“Fake news”, Brexit and Democracy

The digital, culture, media and sports select committee’s recent interim report on disinformation and ‘fake news’ should neither shock nor surprise us. For those of you who missed this very important publication, it defines ‘fake news’ as the intentional dissemination of disinformation in order to manipulate attitudes and behaviours. It also points to the very dodgy propagation of this ‘fake news’ by social media platforms at the behest of even dodgier businesspeople in cahoots with foreign ‘powers’. With the help of some clever data analysts, they target this disinformation to groups of people susceptible to their messaging.

Prior to the EU referendum in June 2016, it shows how people who were concerned about immigration were sent ads on Facebook by the Vote Leave campaign stating ‘Turkey are being granted visa-free travel by the EU’ with ‘Good news???’ and a Yes/No voting button, when the reality is there are no plans for Turkey to join the EU. It points to evidence from a whistle-blower of Russian influence in the EU referendum in spreading this disinformation. Russia has been increasingly worried about the expanding EU power block with former Soviet countries joining the EU, and the erosion of Russia’s own power base, so the UK leaving and destabilising the EU has been manna from heaven for them. So much for the UK taking back control…
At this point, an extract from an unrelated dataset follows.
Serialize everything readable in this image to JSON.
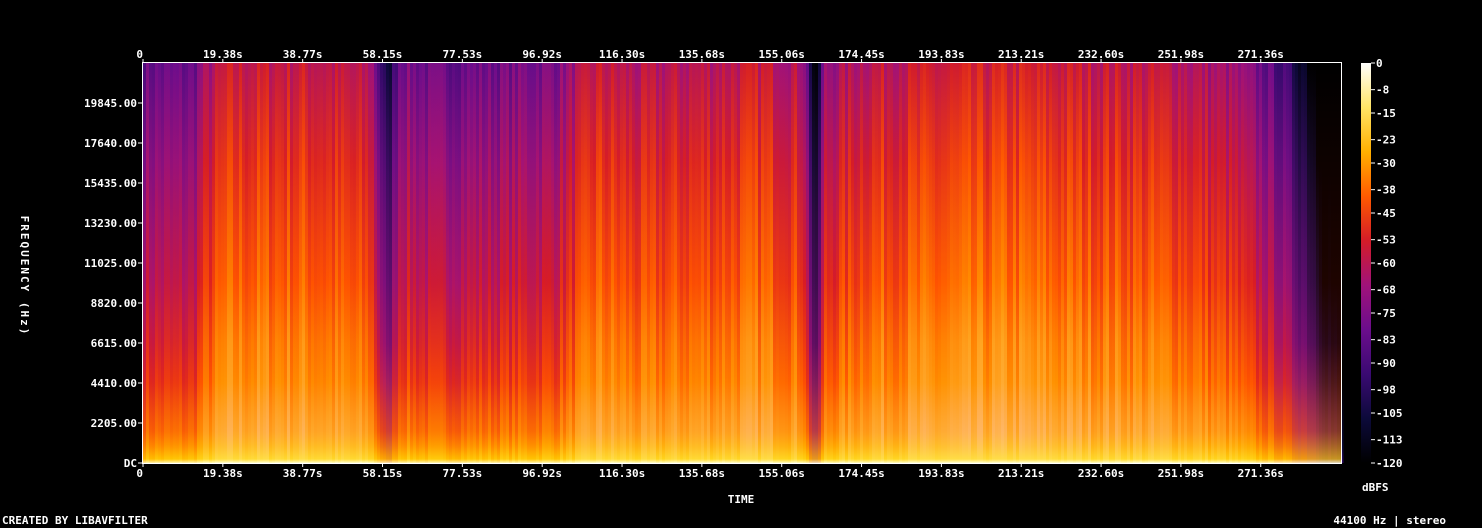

The spread of propaganda has been going on for generations, driven by people with power seeking to further their own agenda whether political, economical or ideological. But the use of social media platforms to do this is relatively new, if not entirely predictable with the creation of the worldwide web less than 20 years ago. When they had the chance, the government bottled it and refused to hold the Leveson 2 inquiry as initially promised, which was meant to look at the rise of ‘fake news’ and social media’s role in this as well as who and what drove the press phone-hacking scandal.

In addition to this, and the implementation of Lord Leveson’s recommendations from the first inquiry for an independent press regulator, we also need to see much stronger advertising standards for political parties. We need a programme not just for our children, but for the public at large so we are all able to judge for ourselves the quality and reliability of anything we read, from newspaper articles and ‘think tank’ reports to social media ads. This includes politicians and their advisors! I have long argued that we need be better able to critically analyse data, evidence and information that hits our desks or inboxes. Too often reports are presented as fact and they are not.

It is the select committee’s evidence of interference of a foreign power in the democratic elections of sovereign states that should shock us. The implications for democracy are clear. The ease in which disinformation can invade a living room with the help of social media companies is a worry, but that this may have been driven by a foreign power such as Russia, with current impunity, is scandalous. This needs urgent international co-operation to investigate and address. The FBI in the USA are already investigating the potential impact of Russian interference in the 2016 Presidential elections. The government should be doing the same regarding interference in the EU referendum, and should get on with implementing the second Leveson inquiry immediately.

But ‘fake news’ can only take hold where there is fertile ground, where its messages resonate with the concerns of its target group. Too often ‘fake news’ also points a finger at who’s to blame for their fears and other woes. Where there’s no other viewpoint or action to counter it, it flourishes and takes hold. I will never forget the appalling ‘fear and blame’ campaign directed at migrants by certain sections of the mainstream media in the run up to the EU referendum, including between 1st January and 23rd June 2016, two national tabloids having 34 front page headlines that spewed vitriol about migrants.

This doesn’t mean politicians should just ramp up the rationale arguments, for example, on the positive economic benefits of immigration. We also need to better understand the communities we serve, how people feel and why. And for that we need to talk to our constituents, listening and learning from them. Danny Dorling’s continuing analysis on the impact of inequalities on left behind communities on the EU referendum result (and I would also suggest on the outcome of the 2016 USA Presidential elections) is worth noting. The relationship of widening inequalities in income, wealth and power, global 24/7 broadcast and social media, and the rise of right-wing as well as fundamentalist ideologies across the world cannot be underestimated. In addition to addressing income and wealth inequalities, we need to be empowering people, enabling them to have more influence and control over their lives. This needs political will, of which unfortunately I see little – if any – evidence.